Some of W&T’s other fields are also underbooked for probable and possible reserves, he added.

“Bottom line is that we’re sitting on top of about $1.6 billion of cash flow with probables and possible reserves associated with proved reserves that we don’t get credit for in the market but it comes to us in the form of cash” he said.

That could grow given W&T’s inventory of growth prospects across the GoM. This includes about 50 near-term prospects with 39 platform wells and 11 subsea tiebacks, all less than 5 miles, and an estimated P10/3P resource potential of about 170 million boe, according to Krohn’s presentation.

About six exploration and six development wells are planned for this year.

Plus, acquisitions could further expand inventory—something the company has done in the past with acquisitions from Total SA, Royal Dutch Shell Plc and Cobalt International Energy Inc. among others.

W&T grew its acreage offshore Alabama, acquiring Mobile Bay area assets from Exxon Mobil Corp. in June. The $200 million deal is expected to close by the end of August. Reserves associated with the acquisition were 74 MMboe, as of Jan. 1, with production at about 19,800 boe/d.

RELATED: W&T Offshore Makes $200 Million Acquisition Of Exxon Mobil Gulf Assets

“We see a lot of extra potential here.

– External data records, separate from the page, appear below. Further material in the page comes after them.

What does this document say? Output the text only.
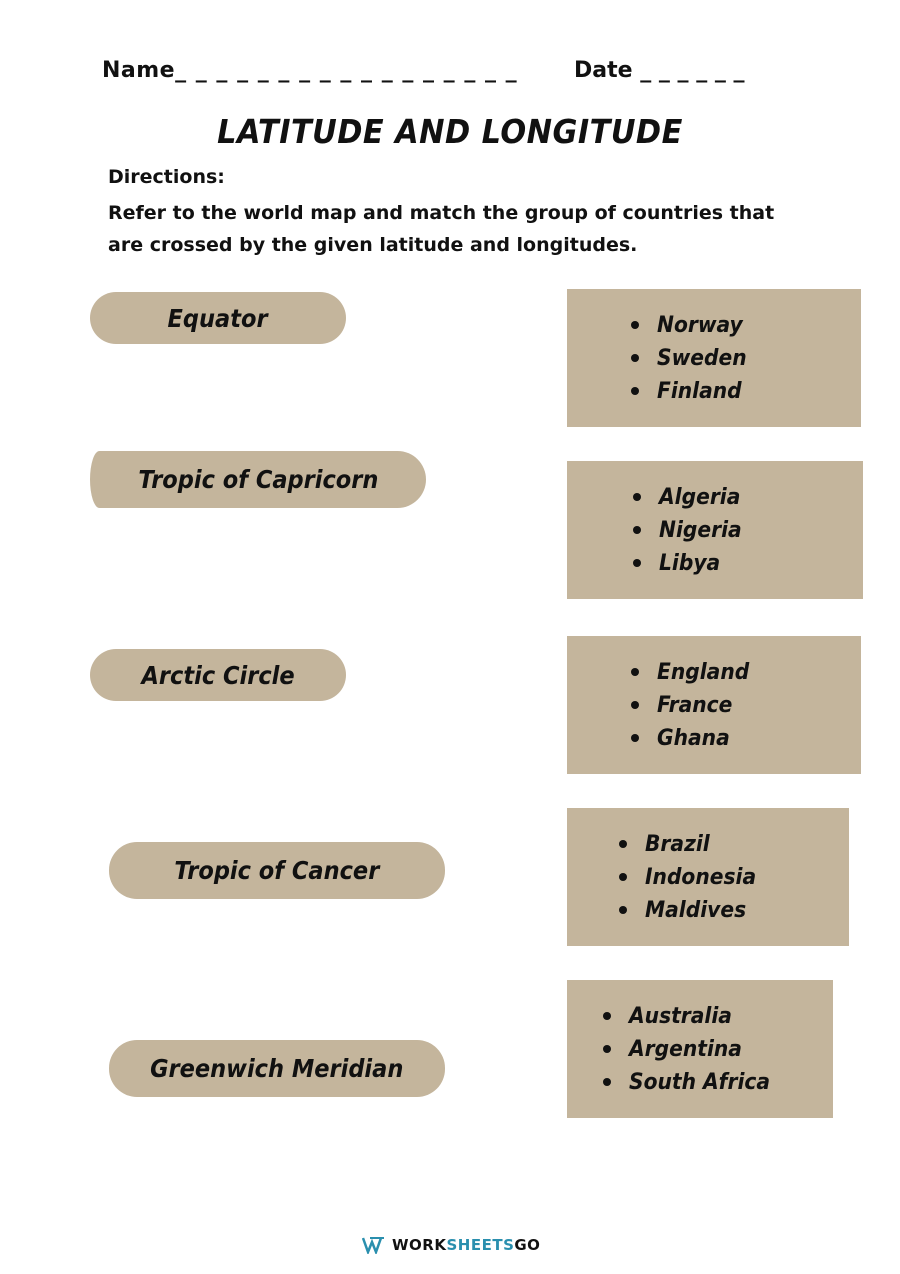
Name_ _ _ _ _ _ _ _ _ _ _ _ _ _ _ _ _	Date _ _ _ _ _ _
LATITUDE AND LONGITUDE
Directions:
Refer to the world map and match the group of countries that are crossed by the given latitude and longitudes.
Equator
Tropic of Capricorn
Arctic Circle
Tropic of Cancer
Greenwich Meridian
Norway
Sweden
Finland
Algeria
Nigeria
Libya
England
France
Ghana
Brazil
Indonesia
Maldives
Australia
Argentina
South Africa
WORK SHEETS GO
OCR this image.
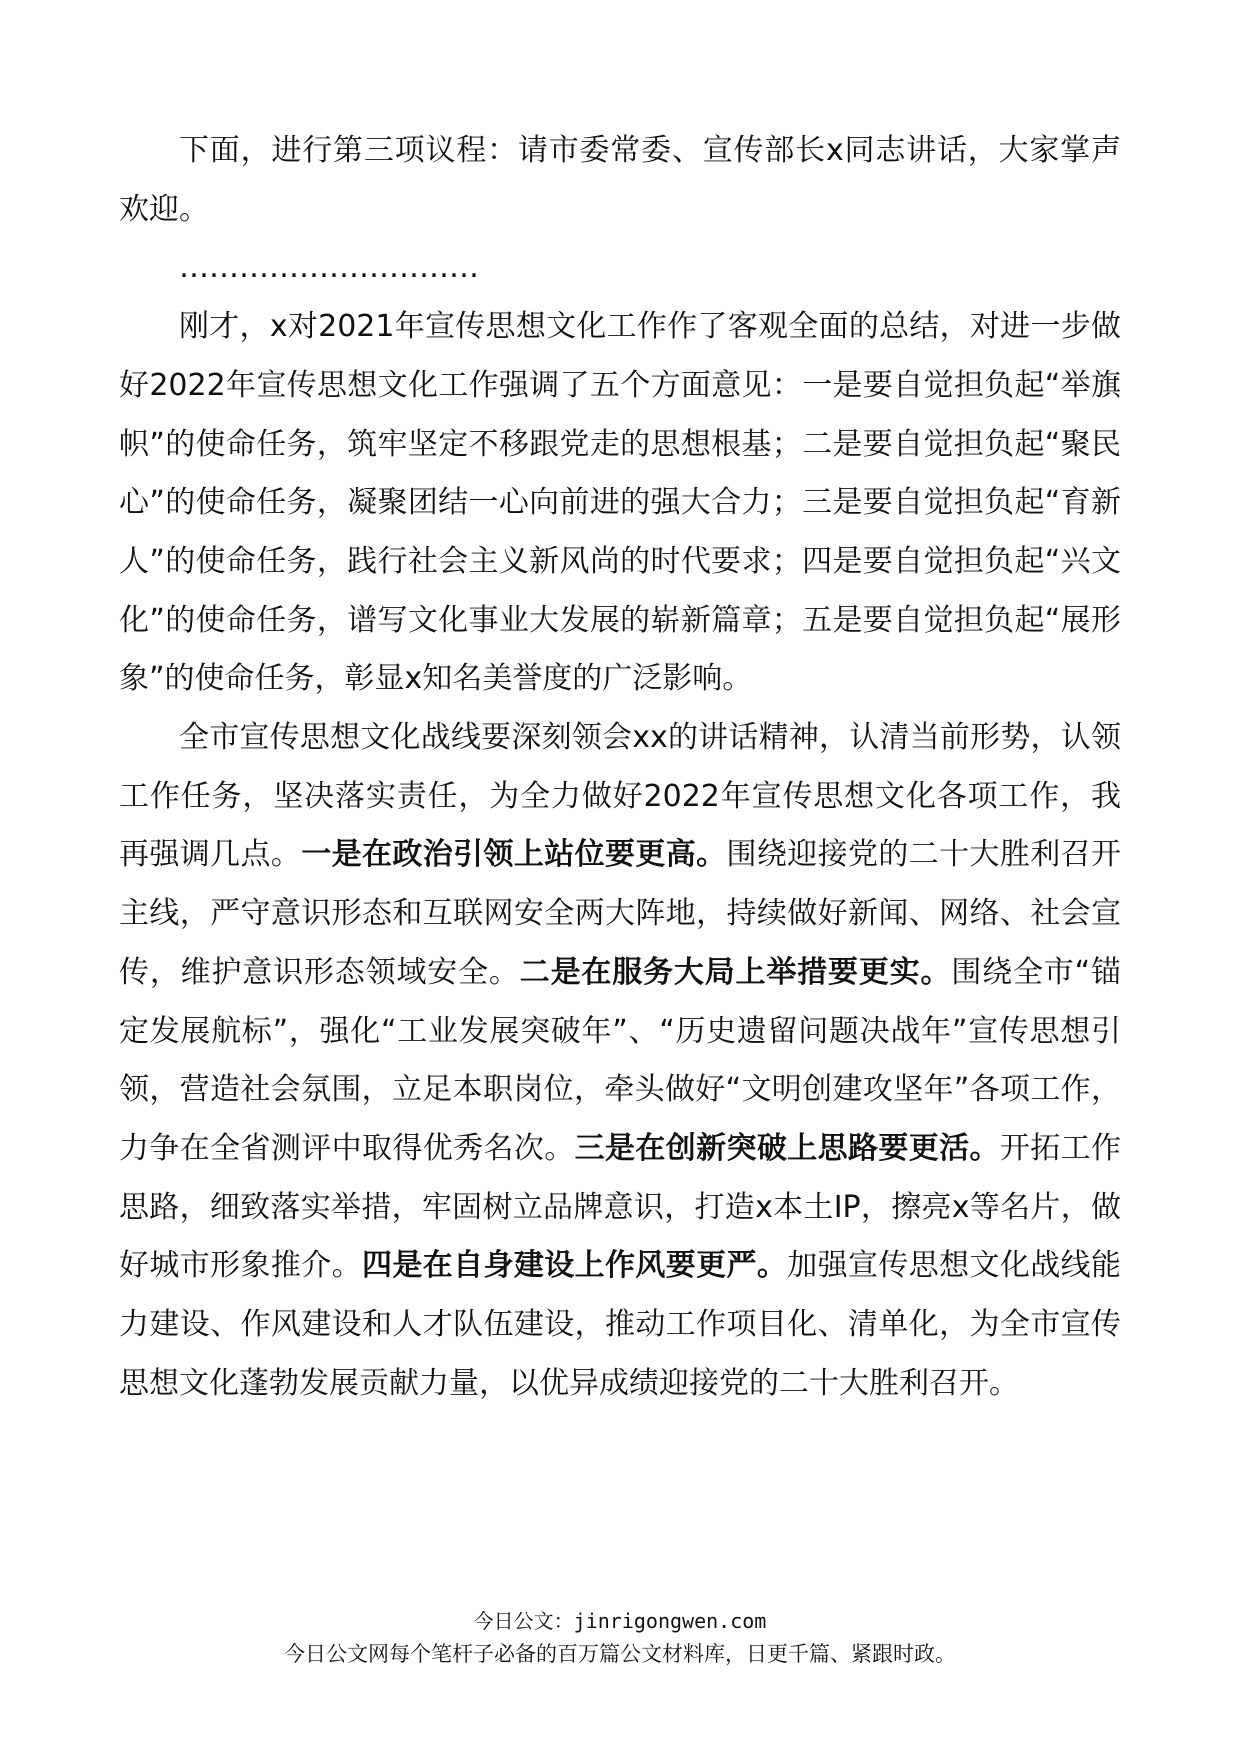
下面，进行第三项议程：请市委常委、宣传部长x同志讲话，大家掌声欢迎。

…………………………

刚才，x对2021年宣传思想文化工作作了客观全面的总结，对进一步做好2022年宣传思想文化工作强调了五个方面意见：一是要自觉担负起“举旗帜”的使命任务，筑牢坚定不移跟党走的思想根基；二是要自觉担负起“聚民心”的使命任务，凝聚团结一心向前进的强大合力；三是要自觉担负起“育新人”的使命任务，践行社会主义新风尚的时代要求；四是要自觉担负起“兴文化”的使命任务，谱写文化事业大发展的崭新篇章；五是要自觉担负起“展形象”的使命任务，彰显x知名美誉度的广泛影响。

全市宣传思想文化战线要深刻领会xx的讲话精神，认清当前形势，认领工作任务，坚决落实责任，为全力做好2022年宣传思想文化各项工作，我再强调几点。一是在政治引领上站位要更高。围绕迎接党的二十大胜利召开主线，严守意识形态和互联网安全两大阵地，持续做好新闻、网络、社会宣传，维护意识形态领域安全。二是在服务大局上举措要更实。围绕全市“锚定发展航标”，强化“工业发展突破年”、“历史遗留问题决战年”宣传思想引领，营造社会氛围，立足本职岗位，牵头做好“文明创建攻坚年”各项工作，力争在全省测评中取得优秀名次。三是在创新突破上思路要更活。开拓工作思路，细致落实举措，牢固树立品牌意识，打造x本土IP，擦亮x等名片，做好城市形象推介。四是在自身建设上作风要更严。加强宣传思想文化战线能力建设、作风建设和人才队伍建设，推动工作项目化、清单化，为全市宣传思想文化蓬勃发展贡献力量，以优异成绩迎接党的二十大胜利召开。

今日公文：jinrigongwen.com
今日公文网每个笔杆子必备的百万篇公文材料库，日更千篇、紧跟时政。
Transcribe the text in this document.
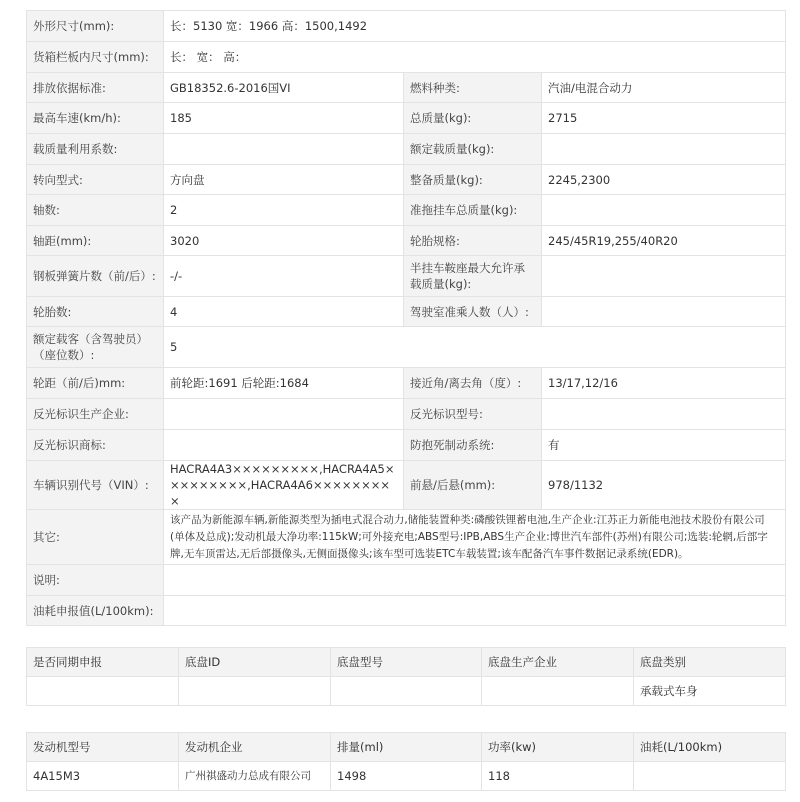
外形尺寸(mm):	长：5130 宽：1966 高：1500,1492		
货箱栏板内尺寸(mm):	长： 宽： 高：		
排放依据标准:	GB18352.6-2016国VI	燃料种类:	汽油/电混合动力
最高车速(km/h):	185	总质量(kg):	2715
载质量利用系数:		额定载质量(kg):	
转向型式:	方向盘	整备质量(kg):	2245,2300
轴数:	2	准拖挂车总质量(kg):	
轴距(mm):	3020	轮胎规格:	245/45R19,255/40R20
钢板弹簧片数（前/后）:	-/-	半挂车鞍座最大允许承载质量(kg):	
轮胎数:	4	驾驶室准乘人数（人）:	
额定载客（含驾驶员）（座位数）:	5		
轮距（前/后)mm:	前轮距:1691 后轮距:1684	接近角/离去角（度）:	13/17,12/16
反光标识生产企业:		反光标识型号:	
反光标识商标:		防抱死制动系统:	有
车辆识别代号（VIN）:	HACRA4A3×××××××××,HACRA4A5×××××××××,HACRA4A6×××××××××	前悬/后悬(mm):	978/1132
其它:	该产品为新能源车辆,新能源类型为插电式混合动力,储能装置种类:磷酸铁锂蓄电池,生产企业:江苏正力新能电池技术股份有限公司(单体及总成);发动机最大净功率:115kW;可外接充电;ABS型号:IPB,ABS生产企业:博世汽车部件(苏州)有限公司;选装:轮辋,后部字牌,无车顶雷达,无后部摄像头,无侧面摄像头;该车型可选装ETC车载装置;该车配备汽车事件数据记录系统(EDR)。		
说明:			
油耗申报值(L/100km):			
是否同期申报	底盘ID	底盘型号	底盘生产企业	底盘类别
				承载式车身
发动机型号	发动机企业	排量(ml)	功率(kw)	油耗(L/100km)
4A15M3	广州祺盛动力总成有限公司	1498	118	
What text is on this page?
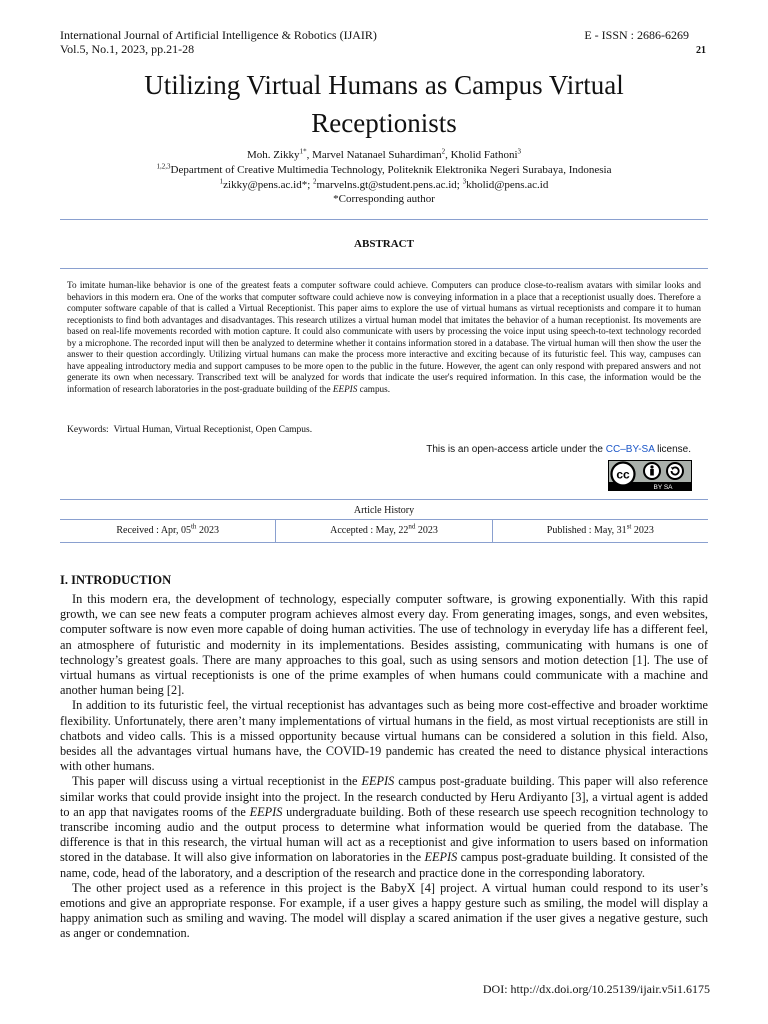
International Journal of Artificial Intelligence & Robotics (IJAIR)
Vol.5, No.1, 2023, pp.21-28
E - ISSN : 2686-6269
21
Utilizing Virtual Humans as Campus Virtual
Receptionists
Moh. Zikky$^{1*}$, Marvel Natanael Suhardiman$^2$, Kholid Fathoni$^3$
$^{1,2,3}$Department of Creative Multimedia Technology, Politeknik Elektronika Negeri Surabaya, Indonesia
$^1$zikky@pens.ac.id*; $^2$marvelns.gt@student.pens.ac.id; $^3$kholid@pens.ac.id
*Corresponding author
ABSTRACT
To imitate human-like behavior is one of the greatest feats a computer software could achieve. Computers can produce close-to-realism avatars with similar looks and behaviors in this modern era. One of the works that computer software could achieve now is conveying information in a place that a receptionist usually does. Therefore a computer software capable of that is called a Virtual Receptionist. This paper aims to explore the use of virtual humans as virtual receptionists and compare it to human receptionists to find both advantages and disadvantages. This research utilizes a virtual human model that imitates the behavior of a human receptionist. Its movements are based on real-life movements recorded with motion capture. It could also communicate with users by processing the voice input using speech-to-text technology recorded by a microphone. The recorded input will then be analyzed to determine whether it contains information stored in a database. The virtual human will then show the user the answer to their question accordingly. Utilizing virtual humans can make the process more interactive and exciting because of its futuristic feel. This way, campuses can have appealing introductory media and support campuses to be more open to the public in the future. However, the agent can only respond with prepared answers and not generate its own when necessary. Transcribed text will be analyzed for words that indicate the user's required information. In this case, the information would be the information of research laboratories in the post-graduate building of the EEPIS campus.
Keywords: Virtual Human, Virtual Receptionist, Open Campus.
This is an open-access article under the CC–BY-SA license.
cc
BY SA
Article History
Received : Apr, 05th 2023	Accepted : May, 22nd 2023	Published : May, 31st 2023
I. INTRODUCTION

In this modern era, the development of technology, especially computer software, is growing exponentially. With this rapid growth, we can see new feats a computer program achieves almost every day. From generating images, songs, and even websites, computer software is now even more capable of doing human activities. The use of technology in everyday life has a different feel, an atmosphere of futuristic and modernity in its implementations. Besides assisting, communicating with humans is one of technology’s greatest goals. There are many approaches to this goal, such as using sensors and motion detection [1]. The use of virtual humans as virtual receptionists is one of the prime examples of when humans could communicate with a machine and another human being [2].

In addition to its futuristic feel, the virtual receptionist has advantages such as being more cost-effective and broader worktime flexibility. Unfortunately, there aren’t many implementations of virtual humans in the field, as most virtual receptionists are still in chatbots and video calls. This is a missed opportunity because virtual humans can be considered a solution in this field. Also, besides all the advantages virtual humans have, the COVID-19 pandemic has created the need to distance physical interactions with other humans.

This paper will discuss using a virtual receptionist in the EEPIS campus post-graduate building. This paper will also reference similar works that could provide insight into the project. In the research conducted by Heru Ardiyanto [3], a virtual agent is added to an app that navigates rooms of the EEPIS undergraduate building. Both of these research use speech recognition technology to transcribe incoming audio and the output process to determine what information would be queried from the database. The difference is that in this research, the virtual human will act as a receptionist and give information to users based on information stored in the database. It will also give information on laboratories in the EEPIS campus post-graduate building. It consisted of the name, code, head of the laboratory, and a description of the research and practice done in the corresponding laboratory.

The other project used as a reference in this project is the BabyX [4] project. A virtual human could respond to its user’s emotions and give an appropriate response. For example, if a user gives a happy gesture such as smiling, the model will display a happy animation such as smiling and waving. The model will display a scared animation if the user gives a negative gesture, such as anger or condemnation.

DOI: http://dx.doi.org/10.25139/ijair.v5i1.6175
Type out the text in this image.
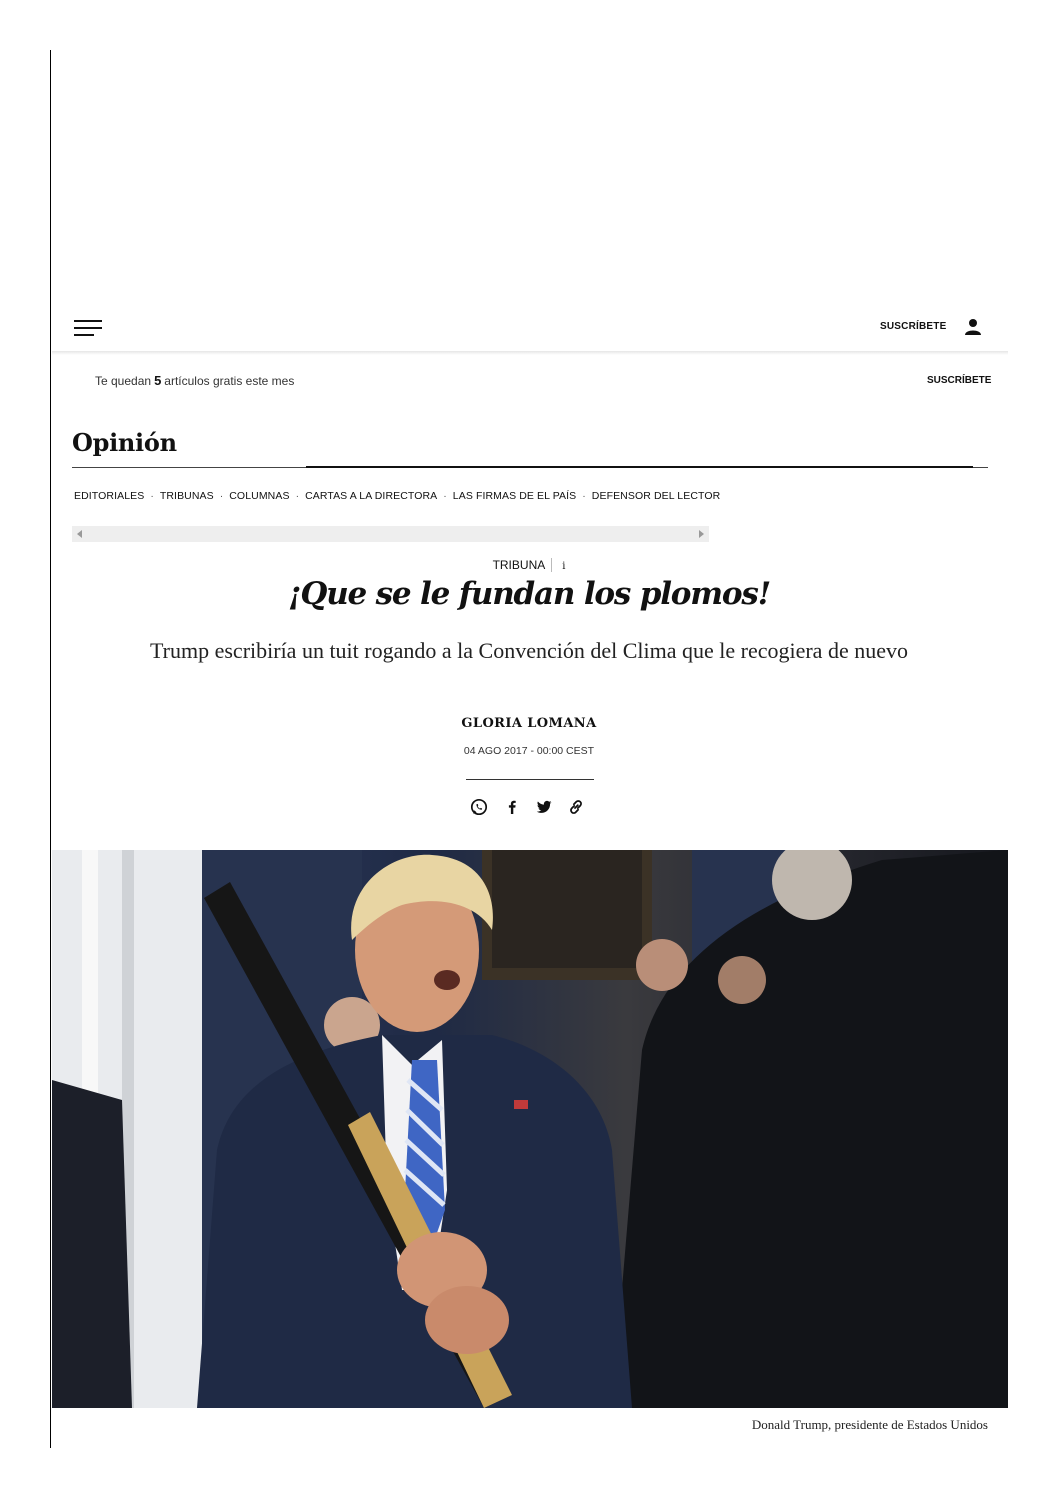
SUSCRÍBETE
Te quedan 5 artículos gratis este mes	SUSCRÍBETE
Opinión
EDITORIALES · TRIBUNAS · COLUMNAS · CARTAS A LA DIRECTORA · LAS FIRMAS DE EL PAÍS · DEFENSOR DEL LECTOR
TRIBUNA i
¡Que se le fundan los plomos!
Trump escribiría un tuit rogando a la Convención del Clima que le recogiera de nuevo
GLORIA LOMANA
04 AGO 2017 - 00:00 CEST
Donald Trump, presidente de Estados Unidos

We expect to be drilling some wells, … and we believe we’ll find more reserves,” Krohn said, noting there hasn’t been a well drilled there in at least a decade. “It’s a nice little piece of business for us.”

Prospects here include Norphlet trend leads.

The deal, which included nine fields, also includes Exxon Mobil’s onshore treatment facility, which is northwest of W&T’s Yellowhammer facility.

“The automatic assumption is that we’re going … to drop one, and I don’t think that that’s the case,” Krohn said. “My idea is to try and create more production and fill them both up. … That’s the intent and hopefully, that’s the way it will work out.”